Pernyataan Tegas Pemerintah Indonesia
Menteri Luar Negeri (Menlu) Sugiono turut hadir dalam aksi bela Palestina di Monas, mewakili pemerintah Indonesia. Dalam orasinya, Menlu Sugiono menegaskan bahwa Presiden Prabowo Subianto secara konsisten memperjuangkan kemerdekaan Palestina melalui berbagai forum internasional.
"Sebagai wakil dari pemerintah Republik Indonesia, kami ingin menyampaikan bahwa sejak awal, pada pidato pelantikan Presiden Prabowo di gedung DPR-MPR, beliau memasukkan urusan Palestina sebagai agenda pemerintahan beliau," tegas Menlu Sugiono.
Menlu Sugiono menekankan bahwa Indonesia menolak segala bentuk penjajahan dan mendukung penuh kemerdekaan Palestina. Pemerintah Indonesia juga konsisten menentang tindakan genosida oleh Israel di Gaza dan menolak pemindahan paksa rakyat Palestina dari tanah air mereka.

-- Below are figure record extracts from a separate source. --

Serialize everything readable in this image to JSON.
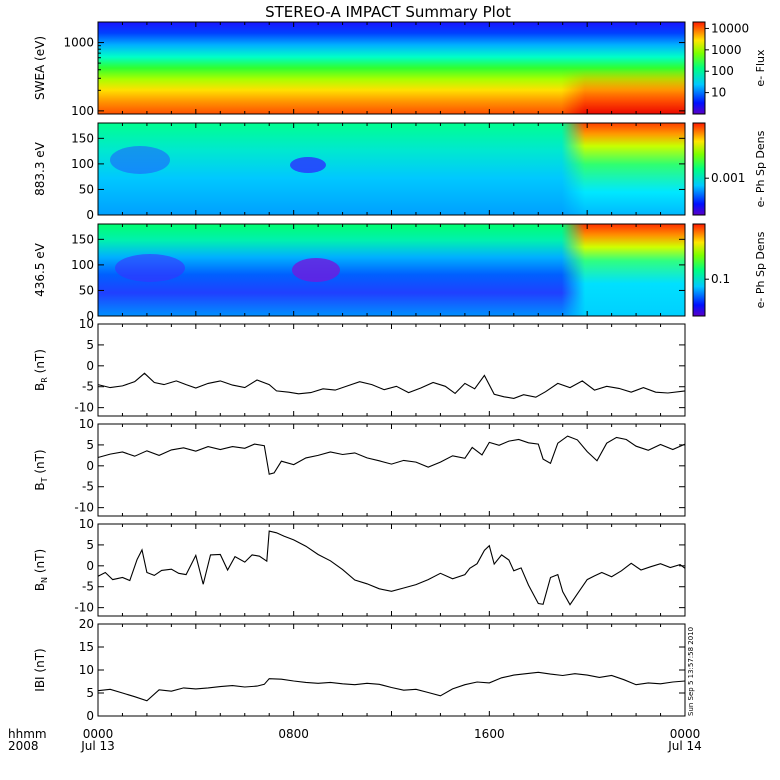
{
  "title": "STEREO-A IMPACT Summary Plot",
  "stamp": "Sun Sep  5 13:57:58 2010",
  "time_axis": {
    "row_labels": [
      "hhmm",
      "2008"
    ],
    "ticks": [
      {
        "hour": 0,
        "top": "0000",
        "bottom": "Jul 13"
      },
      {
        "hour": 8,
        "top": "0800",
        "bottom": ""
      },
      {
        "hour": 16,
        "top": "1600",
        "bottom": ""
      },
      {
        "hour": 24,
        "top": "0000",
        "bottom": "Jul 14"
      }
    ],
    "range_hours": [
      0,
      24
    ]
  },
  "chart_data": [
    {
      "type": "heatmap",
      "ylabel": "SWEA (eV)",
      "yscale": "log",
      "ylim": [
        90,
        2000
      ],
      "yticks": [
        "100",
        "1000"
      ],
      "colorbar": {
        "label": "e- Flux",
        "scale": "log",
        "range": [
          1,
          20000
        ],
        "ticks": [
          "10",
          "100",
          "1000",
          "10000"
        ]
      }
    },
    {
      "type": "heatmap",
      "ylabel": "883.3 eV",
      "ylim": [
        0,
        180
      ],
      "yticks": [
        "0",
        "50",
        "100",
        "150"
      ],
      "colorbar": {
        "label": "e- Ph Sp Dens",
        "scale": "log",
        "ticks": [
          "0.001"
        ]
      }
    },
    {
      "type": "heatmap",
      "ylabel": "436.5 eV",
      "ylim": [
        0,
        180
      ],
      "yticks": [
        "0",
        "50",
        "100",
        "150"
      ],
      "colorbar": {
        "label": "e- Ph Sp Dens",
        "scale": "log",
        "ticks": [
          "0.1"
        ]
      }
    },
    {
      "type": "line",
      "ylabel": "BR (nT)",
      "ylabel_main": "B",
      "ylabel_sub": "R",
      "ylabel_unit": " (nT)",
      "ylim": [
        -12,
        10
      ],
      "yticks": [
        "-10",
        "-5",
        "0",
        "5",
        "10"
      ],
      "x": [
        0,
        0.5,
        1,
        1.5,
        1.9,
        2.3,
        2.7,
        3.2,
        3.6,
        4,
        4.5,
        5,
        5.5,
        6,
        6.5,
        7,
        7.3,
        7.8,
        8.2,
        8.7,
        9.2,
        9.7,
        10.2,
        10.7,
        11.2,
        11.7,
        12.2,
        12.7,
        13.2,
        13.7,
        14.2,
        14.6,
        15,
        15.4,
        15.8,
        16.2,
        16.6,
        17,
        17.4,
        17.9,
        18.3,
        18.8,
        19.3,
        19.8,
        20.3,
        20.8,
        21.3,
        21.8,
        22.3,
        22.8,
        23.3,
        24
      ],
      "y": [
        -4.5,
        -5.2,
        -4.8,
        -3.8,
        -1.8,
        -4,
        -4.5,
        -3.6,
        -4.5,
        -5.3,
        -4.2,
        -3.6,
        -4.6,
        -5.2,
        -3.4,
        -4.5,
        -6,
        -6.3,
        -6.7,
        -6.4,
        -5.5,
        -5.8,
        -4.8,
        -3.8,
        -4.5,
        -5.7,
        -4.9,
        -6.4,
        -5.3,
        -4,
        -4.9,
        -6.6,
        -4.2,
        -5.5,
        -2.3,
        -6.8,
        -7.4,
        -7.8,
        -6.9,
        -7.5,
        -6.2,
        -4.2,
        -5.2,
        -3.6,
        -5.8,
        -4.9,
        -5.4,
        -6.3,
        -5.2,
        -6.3,
        -6.5,
        -6
      ]
    },
    {
      "type": "line",
      "ylabel": "BT (nT)",
      "ylabel_main": "B",
      "ylabel_sub": "T",
      "ylabel_unit": " (nT)",
      "ylim": [
        -12,
        10
      ],
      "yticks": [
        "-10",
        "-5",
        "0",
        "5",
        "10"
      ],
      "x": [
        0,
        0.5,
        1,
        1.5,
        2,
        2.5,
        3,
        3.5,
        4,
        4.5,
        5,
        5.5,
        6,
        6.4,
        6.8,
        7,
        7.2,
        7.5,
        8,
        8.5,
        9,
        9.5,
        10,
        10.5,
        11,
        11.5,
        12,
        12.5,
        13,
        13.5,
        14,
        14.5,
        15,
        15.3,
        15.7,
        16,
        16.4,
        16.8,
        17.2,
        17.6,
        18,
        18.2,
        18.5,
        18.8,
        19.2,
        19.6,
        20,
        20.4,
        20.8,
        21.2,
        21.6,
        22,
        22.5,
        23,
        23.5,
        24
      ],
      "y": [
        2,
        2.8,
        3.3,
        2.3,
        3.6,
        2.5,
        3.8,
        4.3,
        3.5,
        4.6,
        3.9,
        4.6,
        4.2,
        5.2,
        4.8,
        -2,
        -1.7,
        1.1,
        0.3,
        1.9,
        2.5,
        3.3,
        2.7,
        3.1,
        1.9,
        1.2,
        0.4,
        1.3,
        0.9,
        -0.3,
        0.9,
        2.4,
        1.8,
        4.4,
        2.6,
        5.6,
        4.9,
        5.9,
        6.3,
        5.5,
        5.2,
        1.6,
        0.6,
        5.4,
        7.1,
        6.2,
        3.4,
        1.2,
        5.4,
        6.8,
        6.3,
        4.7,
        3.7,
        5.1,
        3.9,
        5.2
      ]
    },
    {
      "type": "line",
      "ylabel": "BN (nT)",
      "ylabel_main": "B",
      "ylabel_sub": "N",
      "ylabel_unit": " (nT)",
      "ylim": [
        -12,
        10
      ],
      "yticks": [
        "-10",
        "-5",
        "0",
        "5",
        "10"
      ],
      "x": [
        0,
        0.3,
        0.6,
        1,
        1.3,
        1.6,
        1.8,
        2,
        2.3,
        2.6,
        3,
        3.3,
        3.6,
        4,
        4.3,
        4.6,
        5,
        5.3,
        5.6,
        6,
        6.3,
        6.6,
        6.9,
        7,
        7.3,
        7.6,
        8,
        8.5,
        9,
        9.5,
        10,
        10.5,
        11,
        11.5,
        12,
        12.5,
        13,
        13.5,
        14,
        14.5,
        15,
        15.2,
        15.5,
        15.8,
        16,
        16.2,
        16.5,
        16.8,
        17,
        17.3,
        17.6,
        18,
        18.2,
        18.5,
        18.8,
        19,
        19.3,
        19.6,
        20,
        20.3,
        20.6,
        21,
        21.4,
        21.8,
        22.2,
        22.6,
        23,
        23.4,
        23.8,
        24
      ],
      "y": [
        -2.5,
        -1.6,
        -3.3,
        -2.8,
        -3.5,
        1.5,
        3.8,
        -1.6,
        -2.3,
        -1.1,
        -0.8,
        -1.8,
        -2.1,
        2.5,
        -4.4,
        2.6,
        2.7,
        -1,
        2.2,
        0.9,
        2.6,
        2.3,
        1.1,
        8.3,
        7.9,
        7.1,
        6.2,
        4.7,
        2.7,
        1.2,
        -0.9,
        -3.4,
        -4.3,
        -5.5,
        -6.1,
        -5.3,
        -4.5,
        -3.3,
        -1.8,
        -3.1,
        -2.1,
        -0.6,
        0.5,
        3.7,
        4.8,
        0.4,
        2.6,
        1.4,
        -1.2,
        -0.5,
        -4.6,
        -9,
        -9.2,
        -2.8,
        -2.1,
        -6.2,
        -9.3,
        -6.7,
        -3.3,
        -2.4,
        -1.6,
        -2.6,
        -1.2,
        0.6,
        -1,
        -0.2,
        0.5,
        -0.4,
        0.3,
        -0.6
      ]
    },
    {
      "type": "line",
      "ylabel": "|B| (nT)",
      "ylabel_main": "IBI",
      "ylabel_sub": "",
      "ylabel_unit": " (nT)",
      "ylim": [
        0,
        20
      ],
      "yticks": [
        "0",
        "5",
        "10",
        "15",
        "20"
      ],
      "x": [
        0,
        0.5,
        1,
        1.5,
        2,
        2.5,
        3,
        3.5,
        4,
        4.5,
        5,
        5.5,
        6,
        6.5,
        6.8,
        7,
        7.5,
        8,
        8.5,
        9,
        9.5,
        10,
        10.5,
        11,
        11.5,
        12,
        12.5,
        13,
        13.5,
        14,
        14.5,
        15,
        15.5,
        16,
        16.5,
        17,
        17.5,
        18,
        18.5,
        19,
        19.5,
        20,
        20.5,
        21,
        21.5,
        22,
        22.5,
        23,
        23.5,
        24
      ],
      "y": [
        5.5,
        5.8,
        5,
        4.2,
        3.3,
        5.7,
        5.4,
        6.1,
        5.9,
        6.1,
        6.4,
        6.6,
        6.3,
        6.5,
        6.9,
        8.1,
        8,
        7.6,
        7.3,
        7.1,
        7.3,
        7,
        6.8,
        7.1,
        6.9,
        6.2,
        5.6,
        5.8,
        5.1,
        4.4,
        5.9,
        6.8,
        7.4,
        7.2,
        8.3,
        8.9,
        9.2,
        9.5,
        9.1,
        8.8,
        9.2,
        8.9,
        8.4,
        8.8,
        7.9,
        6.8,
        7.2,
        7,
        7.4,
        7.6
      ]
    }
  ]
}
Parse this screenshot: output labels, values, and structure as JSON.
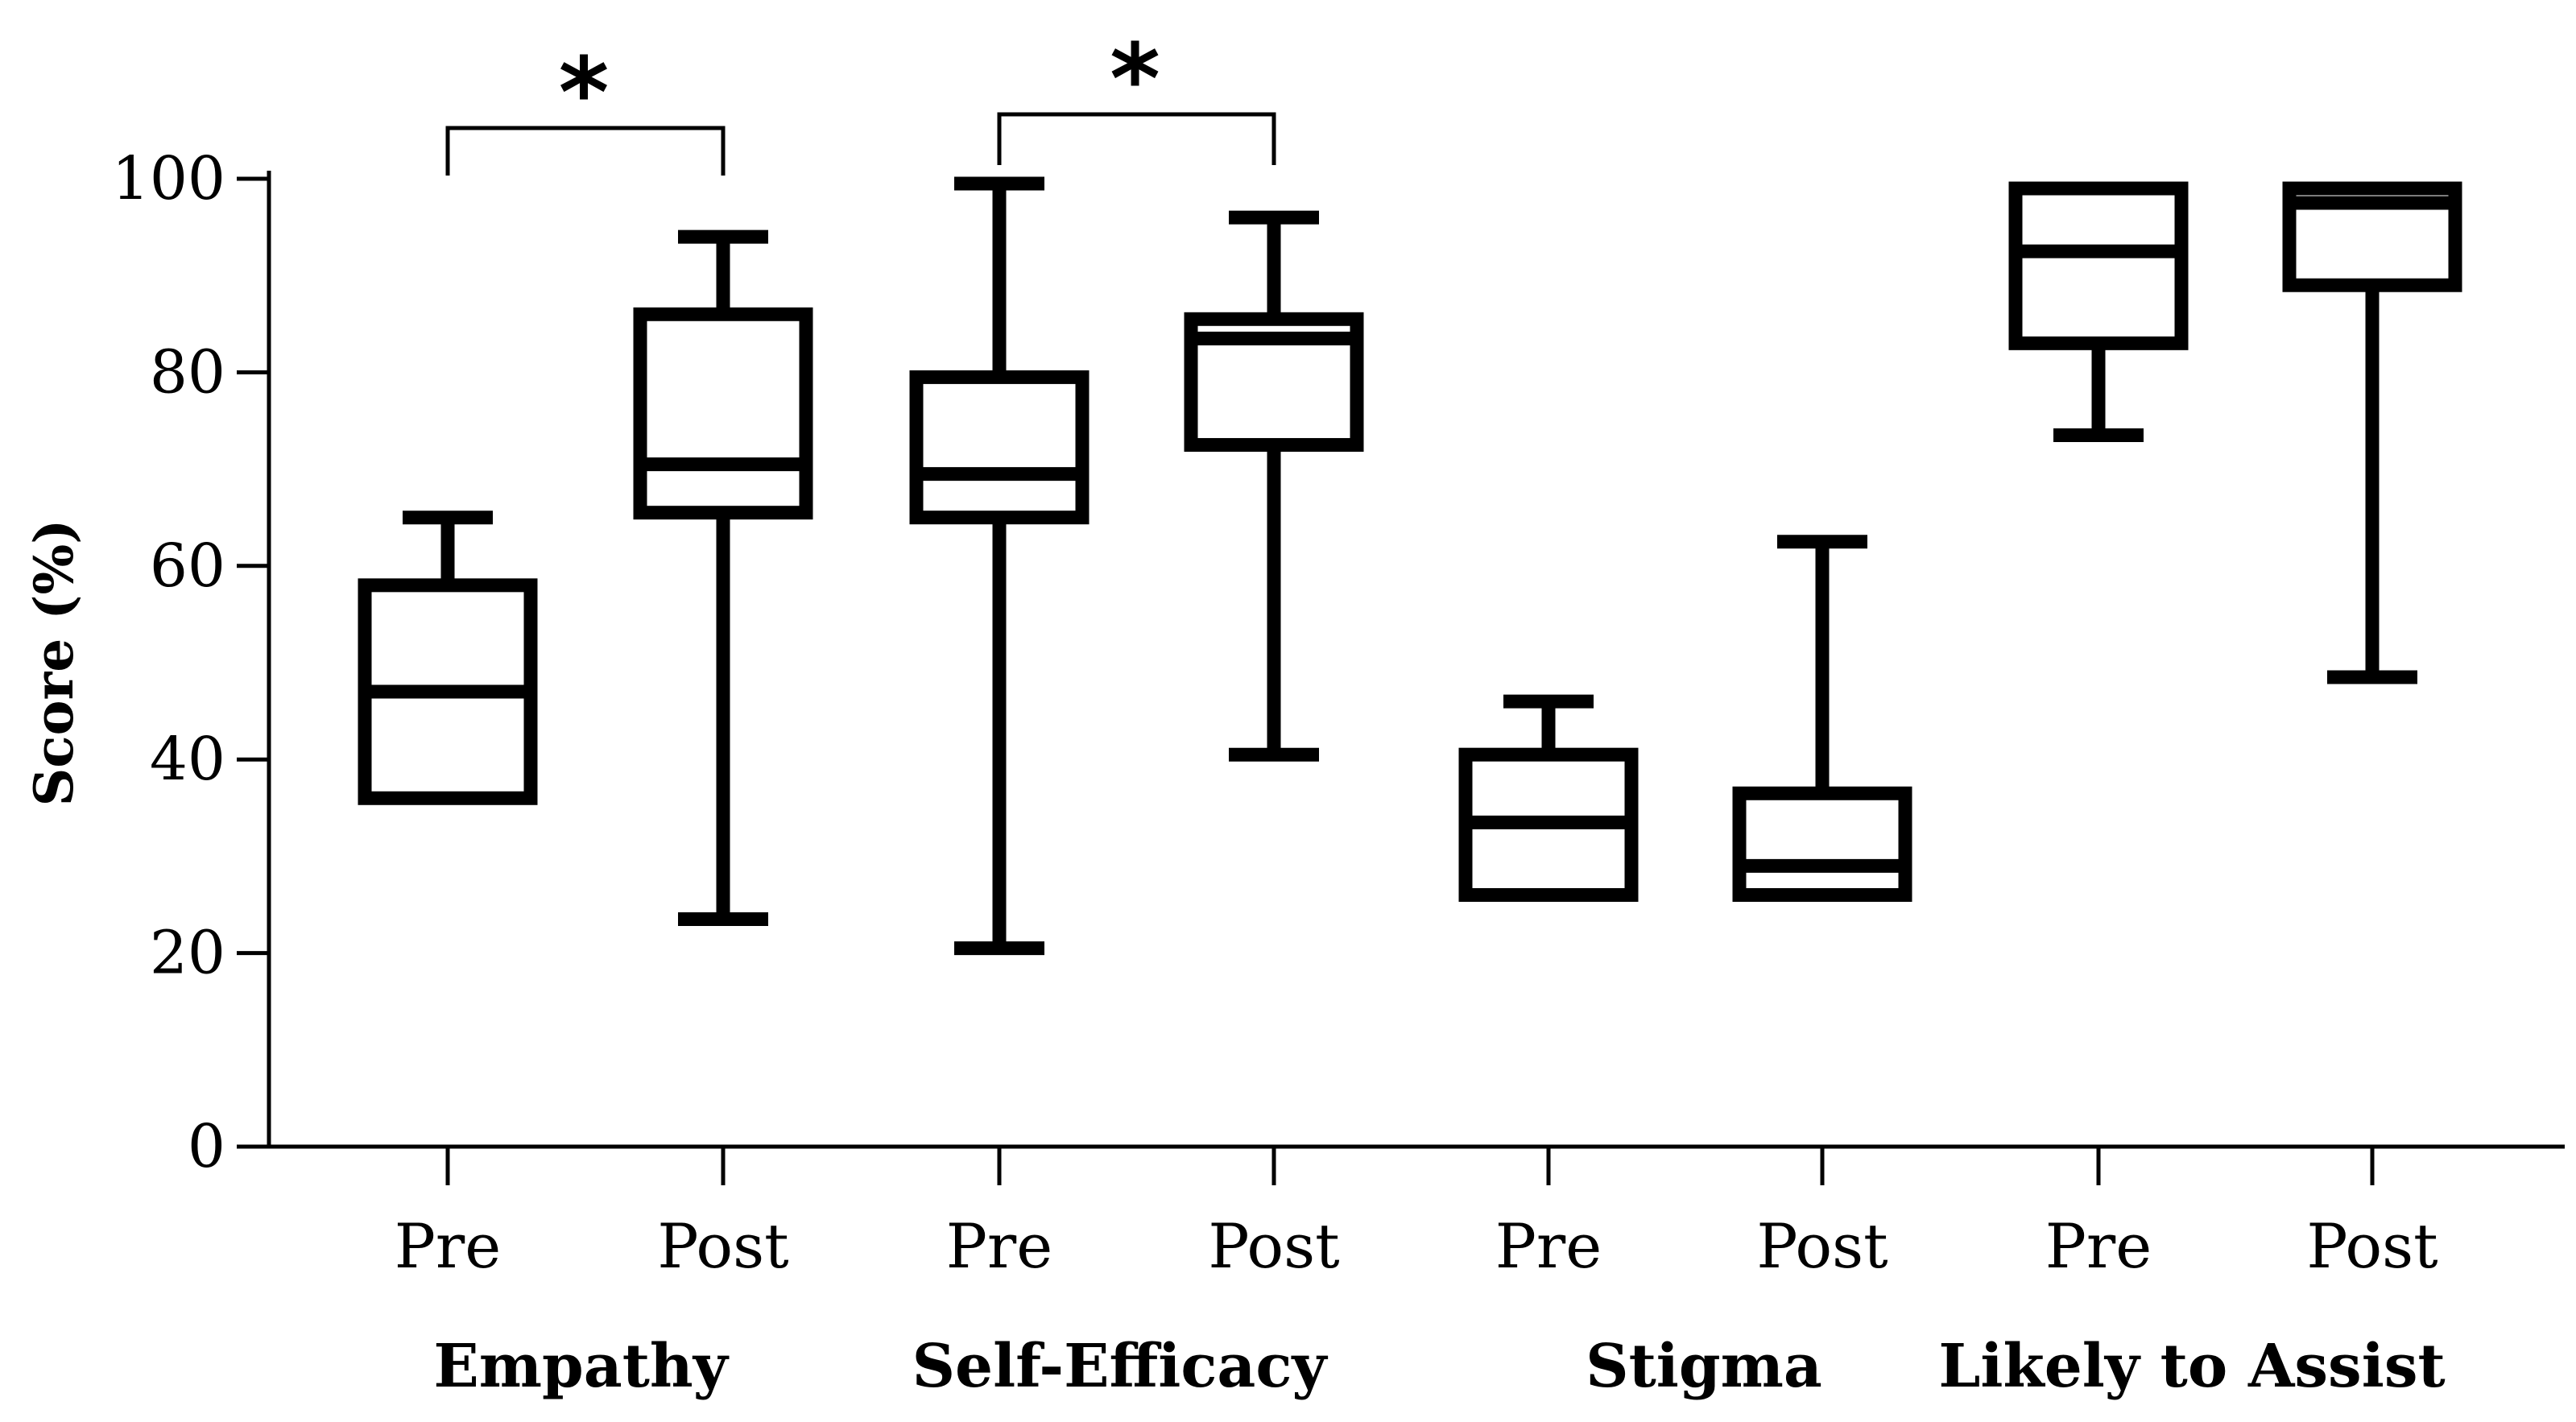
{
  "chart_data": {
    "type": "box",
    "ylabel": "Score (%)",
    "ylim": [
      0,
      100
    ],
    "yticks": [
      0,
      20,
      40,
      60,
      80,
      100
    ],
    "grid": false,
    "groups": [
      {
        "name": "Empathy",
        "boxes": [
          {
            "label": "Pre",
            "min": 36,
            "q1": 36,
            "median": 47,
            "q3": 58,
            "max": 65
          },
          {
            "label": "Post",
            "min": 23.5,
            "q1": 65.5,
            "median": 70.5,
            "q3": 86,
            "max": 94
          }
        ],
        "significance": "*"
      },
      {
        "name": "Self-Efficacy",
        "boxes": [
          {
            "label": "Pre",
            "min": 20.5,
            "q1": 65,
            "median": 69.5,
            "q3": 79.5,
            "max": 99.5
          },
          {
            "label": "Post",
            "min": 40.5,
            "q1": 72.5,
            "median": 83.5,
            "q3": 85.5,
            "max": 96
          }
        ],
        "significance": "*"
      },
      {
        "name": "Stigma",
        "boxes": [
          {
            "label": "Pre",
            "min": 26,
            "q1": 26,
            "median": 33.5,
            "q3": 40.5,
            "max": 46
          },
          {
            "label": "Post",
            "min": 26,
            "q1": 26,
            "median": 29,
            "q3": 36.5,
            "max": 62.5
          }
        ],
        "significance": ""
      },
      {
        "name": "Likely to Assist",
        "boxes": [
          {
            "label": "Pre",
            "min": 73.5,
            "q1": 83,
            "median": 92.5,
            "q3": 99,
            "max": 99
          },
          {
            "label": "Post",
            "min": 48.5,
            "q1": 89,
            "median": 97.5,
            "q3": 99,
            "max": 99
          }
        ],
        "significance": ""
      }
    ]
  }
}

"Bangsa Indonesia tidak mau penjajahan ada di atas dunia. Oleh karena itu, dengan keterpanggilan yang sama, kita semua hadir di lapangan ini," kata Menlu Sugiono.
Lebih lanjut, Menlu Sugiono menyatakan bahwa pemerintah Indonesia terus melakukan upaya diplomasi untuk mengajak negara-negara lain memberikan dukungan terhadap kemerdekaan Palestina. Isu Palestina selalu menjadi agenda penting yang dibawa Indonesia dalam forum-forum internasional.
Aksi bela Palestina di Monas menunjukkan soliditas masyarakat Indonesia dalam mendukung perjuangan kemerdekaan Palestina. Dengan pengamanan profesional dan humanis dari Brimob Polda Metro Jaya, aksi ini berjalan aman dan tertib, mencerminkan komitmen Indonesia dalam menjaga kamtibmas dan mendukung perdamaian dunia. Pemerintah Indonesia terus berkomitmen mendukung kemerdekaan Palestina dan mengecam segala bentuk penjajahan. Situasi terkini menegaskan bahwa isu Palestina akan terus menjadi perhatian utama dalam politik luar negeri Indonesia.